The Crown Prosecution Service has charged Wallis over the allegation that he falsely claimed to have witnessed the incident in an e-mail to his MP. But PC Rowland is not one of the five facing disciplinary action.

Eight people, including three police officers, were investigated as part of the Plebgate inquiry, amid claims that Mr Mitchell had been the victim of a “stitch-up” to get him out of office.

Seaking at a press conference, Mr Mitchell said he welcomed the criminal and disciplinary charges as the start of a process “that should ensure that justice is done”.

The Crown Prosecution Service has suggested Mr Mitchell’s account of events had “varied” over time.
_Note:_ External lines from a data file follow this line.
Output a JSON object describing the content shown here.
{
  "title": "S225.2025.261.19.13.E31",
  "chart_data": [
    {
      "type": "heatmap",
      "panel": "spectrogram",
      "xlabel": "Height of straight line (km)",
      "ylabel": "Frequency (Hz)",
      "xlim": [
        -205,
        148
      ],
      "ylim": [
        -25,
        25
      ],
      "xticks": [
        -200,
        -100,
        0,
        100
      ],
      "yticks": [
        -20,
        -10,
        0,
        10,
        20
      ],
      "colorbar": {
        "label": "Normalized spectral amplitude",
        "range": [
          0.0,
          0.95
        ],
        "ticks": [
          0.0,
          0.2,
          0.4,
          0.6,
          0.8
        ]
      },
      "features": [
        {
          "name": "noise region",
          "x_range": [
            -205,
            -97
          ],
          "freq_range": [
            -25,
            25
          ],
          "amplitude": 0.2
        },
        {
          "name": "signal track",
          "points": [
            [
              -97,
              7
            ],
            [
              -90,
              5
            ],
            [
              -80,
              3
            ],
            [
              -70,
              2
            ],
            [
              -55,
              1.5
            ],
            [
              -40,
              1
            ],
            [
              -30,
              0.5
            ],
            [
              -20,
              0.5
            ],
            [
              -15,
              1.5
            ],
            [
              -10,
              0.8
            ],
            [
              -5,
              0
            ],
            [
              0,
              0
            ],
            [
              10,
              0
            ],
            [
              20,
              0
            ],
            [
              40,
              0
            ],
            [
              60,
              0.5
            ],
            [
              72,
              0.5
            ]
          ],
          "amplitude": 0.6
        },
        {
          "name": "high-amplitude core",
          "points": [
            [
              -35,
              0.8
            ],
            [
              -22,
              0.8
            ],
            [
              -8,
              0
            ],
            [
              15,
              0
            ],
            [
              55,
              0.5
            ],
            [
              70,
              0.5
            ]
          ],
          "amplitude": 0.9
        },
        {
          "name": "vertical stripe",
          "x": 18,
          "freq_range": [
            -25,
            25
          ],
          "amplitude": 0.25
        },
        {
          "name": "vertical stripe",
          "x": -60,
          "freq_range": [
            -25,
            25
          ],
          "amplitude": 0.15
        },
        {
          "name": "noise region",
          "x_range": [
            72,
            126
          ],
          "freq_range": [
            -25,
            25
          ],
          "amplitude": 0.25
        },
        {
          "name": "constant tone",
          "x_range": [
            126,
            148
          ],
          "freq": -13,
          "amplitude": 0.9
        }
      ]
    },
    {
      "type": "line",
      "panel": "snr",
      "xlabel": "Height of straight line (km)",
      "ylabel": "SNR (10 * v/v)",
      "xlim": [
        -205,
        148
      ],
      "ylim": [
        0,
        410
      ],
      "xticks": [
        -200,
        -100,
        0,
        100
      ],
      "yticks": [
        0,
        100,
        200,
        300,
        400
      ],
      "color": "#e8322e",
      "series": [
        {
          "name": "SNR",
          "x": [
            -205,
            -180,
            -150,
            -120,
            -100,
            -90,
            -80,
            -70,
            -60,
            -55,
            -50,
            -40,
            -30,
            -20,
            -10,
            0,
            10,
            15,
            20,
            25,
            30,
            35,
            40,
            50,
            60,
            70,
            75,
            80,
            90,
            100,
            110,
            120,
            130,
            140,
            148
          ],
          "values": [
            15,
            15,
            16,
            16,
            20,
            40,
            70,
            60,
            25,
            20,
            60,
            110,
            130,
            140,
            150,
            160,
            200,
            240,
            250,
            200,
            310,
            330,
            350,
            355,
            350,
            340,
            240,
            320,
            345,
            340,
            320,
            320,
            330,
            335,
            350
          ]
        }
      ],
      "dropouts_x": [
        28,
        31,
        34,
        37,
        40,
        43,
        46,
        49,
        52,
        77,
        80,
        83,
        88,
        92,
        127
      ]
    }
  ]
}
However he insists he had been “completely clear” from the start about what he had and had not said.

Mr Mitchell said: “I wish to make clear that PC Toby Rowland, who was responsible for writing those toxic phrases into his notebook, was not telling the truth.”

But PC Rowland said he stood by his account of what happened on 19 September, 2012, adding: “I confirm that I am prepared to give evidence under oath if required.”

Director of Public Prosecutions Alison Saunders said the CPS had considered “all the evidence” including unedited CCTV footage from the night in question.

She said: “We have found that there is insufficient evidence to show that the officer at the gate lied in his account.

“The CPS has also found that there is insufficient evidence to show that Mr Mitchell was the victim of a conspiracy of misinformation.”

But the CPS said it had decided to charge Wallis over the allegation he falsely claimed to have witnessed the incident in an

e-mail to deputy chief whip, John Randall, his MP. Wallis is due to attend Westminster Magistrates’ Court on 16 December.

A spokesman for the Police Federation said: “We welcome the decision by the CPS that there was insufficient evidence to show that the officer at the gate lied in his account and that there was insufficient evidence to show that Mr Mitchell was the victim of a conspiracy of misinformation.

“It is noteworthy that the CPS came to its conclusions after reviewing all the evidence, including unedited CCTV footage from Downing Street.”